Picking our way through an interactive historical document of a familiar game staple in Museum of Mechanics: Lockpicking. Here’s our review…
Without fanfare, you begin in a large, dimly-lit room. What light there is comes from the panels above the exhibits, shining down on names like Mass Effect, Splinter Cell, and the all-important three-for-one: Thief / Deus Ex / No One Lives Forever. As a sign explains when you enter, this is the Museum of Mechanics: Lockpicking, an interactive historical document collecting 24 different approaches to the art of cracking locks for players to peruse.
The museum’s split up into three wings, with RPGs in one, immersive sims in another, and everything else in a third.
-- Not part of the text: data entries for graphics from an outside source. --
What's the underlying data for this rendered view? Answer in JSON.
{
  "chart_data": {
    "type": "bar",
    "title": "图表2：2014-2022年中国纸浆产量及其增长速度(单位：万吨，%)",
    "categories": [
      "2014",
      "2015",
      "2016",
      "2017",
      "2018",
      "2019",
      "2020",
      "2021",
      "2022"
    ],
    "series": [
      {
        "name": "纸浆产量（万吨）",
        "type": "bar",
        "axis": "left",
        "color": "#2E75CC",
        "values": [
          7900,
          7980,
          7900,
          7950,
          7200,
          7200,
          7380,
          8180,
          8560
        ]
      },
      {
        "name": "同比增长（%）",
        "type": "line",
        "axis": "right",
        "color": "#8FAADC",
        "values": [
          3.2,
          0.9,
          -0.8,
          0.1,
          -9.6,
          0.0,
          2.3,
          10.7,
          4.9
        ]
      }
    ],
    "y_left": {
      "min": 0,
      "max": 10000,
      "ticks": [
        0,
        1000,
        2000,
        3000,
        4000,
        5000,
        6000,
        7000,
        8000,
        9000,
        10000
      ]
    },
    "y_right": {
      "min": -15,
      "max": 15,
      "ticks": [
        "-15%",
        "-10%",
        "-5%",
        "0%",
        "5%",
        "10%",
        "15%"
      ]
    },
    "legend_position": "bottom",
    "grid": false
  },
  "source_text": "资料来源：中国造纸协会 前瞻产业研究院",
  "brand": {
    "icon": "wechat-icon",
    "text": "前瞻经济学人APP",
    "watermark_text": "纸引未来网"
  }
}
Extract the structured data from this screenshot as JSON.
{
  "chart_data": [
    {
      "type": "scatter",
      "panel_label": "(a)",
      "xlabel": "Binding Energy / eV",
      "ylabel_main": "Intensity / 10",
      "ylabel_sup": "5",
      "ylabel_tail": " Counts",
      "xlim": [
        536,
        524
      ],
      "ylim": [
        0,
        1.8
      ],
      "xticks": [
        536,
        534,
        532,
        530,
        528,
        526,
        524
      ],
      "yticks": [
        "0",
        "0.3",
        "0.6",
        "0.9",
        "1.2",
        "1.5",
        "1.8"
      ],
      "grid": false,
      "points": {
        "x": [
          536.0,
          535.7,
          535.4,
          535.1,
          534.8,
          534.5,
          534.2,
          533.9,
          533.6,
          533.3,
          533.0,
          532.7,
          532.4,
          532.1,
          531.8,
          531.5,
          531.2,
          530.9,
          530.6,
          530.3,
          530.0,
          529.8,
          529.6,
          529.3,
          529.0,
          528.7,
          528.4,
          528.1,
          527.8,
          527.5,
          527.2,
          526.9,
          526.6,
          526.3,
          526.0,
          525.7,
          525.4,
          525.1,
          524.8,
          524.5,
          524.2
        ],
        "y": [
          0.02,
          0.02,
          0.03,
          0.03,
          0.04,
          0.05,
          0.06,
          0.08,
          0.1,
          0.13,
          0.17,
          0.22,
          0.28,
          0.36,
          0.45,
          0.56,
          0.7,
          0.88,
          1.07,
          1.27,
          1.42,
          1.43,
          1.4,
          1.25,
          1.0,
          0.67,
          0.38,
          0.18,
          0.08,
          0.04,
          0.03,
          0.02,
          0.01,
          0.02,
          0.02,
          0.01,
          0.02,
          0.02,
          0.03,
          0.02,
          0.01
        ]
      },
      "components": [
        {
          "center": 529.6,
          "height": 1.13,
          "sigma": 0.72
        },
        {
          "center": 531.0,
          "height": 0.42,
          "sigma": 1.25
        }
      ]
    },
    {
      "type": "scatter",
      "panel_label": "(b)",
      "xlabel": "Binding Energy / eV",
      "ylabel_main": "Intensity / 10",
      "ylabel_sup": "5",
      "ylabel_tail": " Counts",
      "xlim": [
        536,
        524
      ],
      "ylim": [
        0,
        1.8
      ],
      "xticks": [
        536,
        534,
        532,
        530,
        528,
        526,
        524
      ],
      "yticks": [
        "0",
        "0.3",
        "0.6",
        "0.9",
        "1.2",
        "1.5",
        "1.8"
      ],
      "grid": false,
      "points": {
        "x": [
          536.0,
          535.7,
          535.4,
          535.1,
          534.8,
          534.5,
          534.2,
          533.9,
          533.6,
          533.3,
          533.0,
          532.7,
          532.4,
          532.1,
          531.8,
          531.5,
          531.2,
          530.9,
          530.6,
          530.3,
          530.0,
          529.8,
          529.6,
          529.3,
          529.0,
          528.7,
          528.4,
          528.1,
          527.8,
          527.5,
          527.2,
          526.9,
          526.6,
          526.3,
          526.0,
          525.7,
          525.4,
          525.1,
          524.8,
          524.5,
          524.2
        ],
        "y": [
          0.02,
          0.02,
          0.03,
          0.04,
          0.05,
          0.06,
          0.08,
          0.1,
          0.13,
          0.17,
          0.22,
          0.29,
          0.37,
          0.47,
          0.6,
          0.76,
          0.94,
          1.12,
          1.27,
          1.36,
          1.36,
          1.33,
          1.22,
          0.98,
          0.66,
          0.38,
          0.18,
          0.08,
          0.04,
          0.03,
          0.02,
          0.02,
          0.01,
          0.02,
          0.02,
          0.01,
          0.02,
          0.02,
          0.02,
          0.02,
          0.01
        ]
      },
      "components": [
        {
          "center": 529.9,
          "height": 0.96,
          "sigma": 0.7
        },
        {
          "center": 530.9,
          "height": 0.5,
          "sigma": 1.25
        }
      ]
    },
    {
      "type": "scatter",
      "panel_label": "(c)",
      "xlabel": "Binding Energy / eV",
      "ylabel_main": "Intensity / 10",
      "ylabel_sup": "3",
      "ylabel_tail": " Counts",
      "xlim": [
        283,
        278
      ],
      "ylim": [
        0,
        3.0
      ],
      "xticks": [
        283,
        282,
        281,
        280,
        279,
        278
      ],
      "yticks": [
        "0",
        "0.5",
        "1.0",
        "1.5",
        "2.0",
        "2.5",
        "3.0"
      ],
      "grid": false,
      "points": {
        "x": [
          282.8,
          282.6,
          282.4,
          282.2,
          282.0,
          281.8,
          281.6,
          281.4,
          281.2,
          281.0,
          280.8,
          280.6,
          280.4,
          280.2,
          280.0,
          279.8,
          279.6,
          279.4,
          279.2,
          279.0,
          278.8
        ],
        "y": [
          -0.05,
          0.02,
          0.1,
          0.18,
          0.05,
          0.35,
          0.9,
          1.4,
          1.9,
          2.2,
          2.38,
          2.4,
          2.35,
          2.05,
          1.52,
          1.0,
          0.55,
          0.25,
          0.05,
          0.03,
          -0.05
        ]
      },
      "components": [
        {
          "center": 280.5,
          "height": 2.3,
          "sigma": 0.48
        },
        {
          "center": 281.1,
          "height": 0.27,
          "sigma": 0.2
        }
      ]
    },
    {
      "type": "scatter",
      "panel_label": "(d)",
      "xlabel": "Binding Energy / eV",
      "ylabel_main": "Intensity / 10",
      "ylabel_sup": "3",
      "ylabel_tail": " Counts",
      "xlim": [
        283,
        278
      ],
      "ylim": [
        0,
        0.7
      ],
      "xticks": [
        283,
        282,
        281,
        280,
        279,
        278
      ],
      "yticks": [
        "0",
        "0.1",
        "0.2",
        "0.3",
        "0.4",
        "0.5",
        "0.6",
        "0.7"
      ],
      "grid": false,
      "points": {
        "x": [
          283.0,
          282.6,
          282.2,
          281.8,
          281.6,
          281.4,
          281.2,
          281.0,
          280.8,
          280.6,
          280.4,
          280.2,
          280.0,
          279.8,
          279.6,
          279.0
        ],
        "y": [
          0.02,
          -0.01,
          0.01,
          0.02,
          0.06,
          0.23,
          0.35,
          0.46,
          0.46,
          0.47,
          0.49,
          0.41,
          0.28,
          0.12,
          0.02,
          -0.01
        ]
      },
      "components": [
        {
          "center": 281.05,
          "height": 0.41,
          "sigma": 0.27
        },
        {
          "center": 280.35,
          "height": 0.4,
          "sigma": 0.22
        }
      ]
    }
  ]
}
This holistic approach means that familiar takes from modern triple-A games like Skyrim sit alongside less well-known attempts from older games like Hillsfar, and down the hall from recent indie innovators like Jenny LeClue: Detectivu. Some put the player on the outside of the lock, some give a view of the interior, and some, like Mass Effect and Mass Effect 2, abstract the process so much it doesn’t really resemble the process of picking a lock at all.
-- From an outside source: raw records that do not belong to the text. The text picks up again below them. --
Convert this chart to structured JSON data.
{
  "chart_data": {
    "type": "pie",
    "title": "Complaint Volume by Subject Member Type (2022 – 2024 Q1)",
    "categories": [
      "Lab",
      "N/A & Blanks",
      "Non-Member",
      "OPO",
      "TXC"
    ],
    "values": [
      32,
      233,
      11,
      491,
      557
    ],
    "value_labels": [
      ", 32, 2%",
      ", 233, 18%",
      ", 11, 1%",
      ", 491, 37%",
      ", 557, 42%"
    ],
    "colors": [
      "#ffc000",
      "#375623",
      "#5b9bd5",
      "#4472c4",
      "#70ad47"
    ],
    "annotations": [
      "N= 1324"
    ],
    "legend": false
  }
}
Production values are fairly low. Don’t expect the Fallout 3 minigame to look as polished here as it does in the original game. That’s a small price to pay, though, for the chance to have all this information collected in one place.
My only real gripe with Museum of Mechanics: Lockpicking is the lack of contextual information about the games included. Unless I purchase and play a specific game (which an in-game sign encourages you to do if you’re curious), I’ll have little understanding of why a developer might have chosen a certain approach. What are the pros and cons of that abstracted approach Mass Effect takes, for example? If we compare this museum to a real-world historical museum, we’re only getting the objects themselves without explanatory placards or tour guides. You could always play a GDC talk in the background for a rough approximation of a self-guided tour, but it would obviously be preferable to have a bit of context in the game itself.
Still, Museum of Mechanics: Lockpicking is an open-hearted piece of work. It will only take you about 30 minutes to complete (if that), but completing it isn’t really the point. Do you ‘beat’ a museum? Instead, this is a resource for developers who want to see how their predecessors have tackled a common problem, and for players who are curious about the way one specific mechanic has evolved over years of communal iteration. For an industry that is notoriously bad at preserving anything from two console cycles ago, Museum of Mechanics: Lockpicking is a necessary historical document.
It’s terrific fun to discover new takes on lockpicking from games I missed. The Testament of Sherlock Holmes approach, which involves bending the four segments of a malleable piece of metal to match the innards of the lock, is particularly good.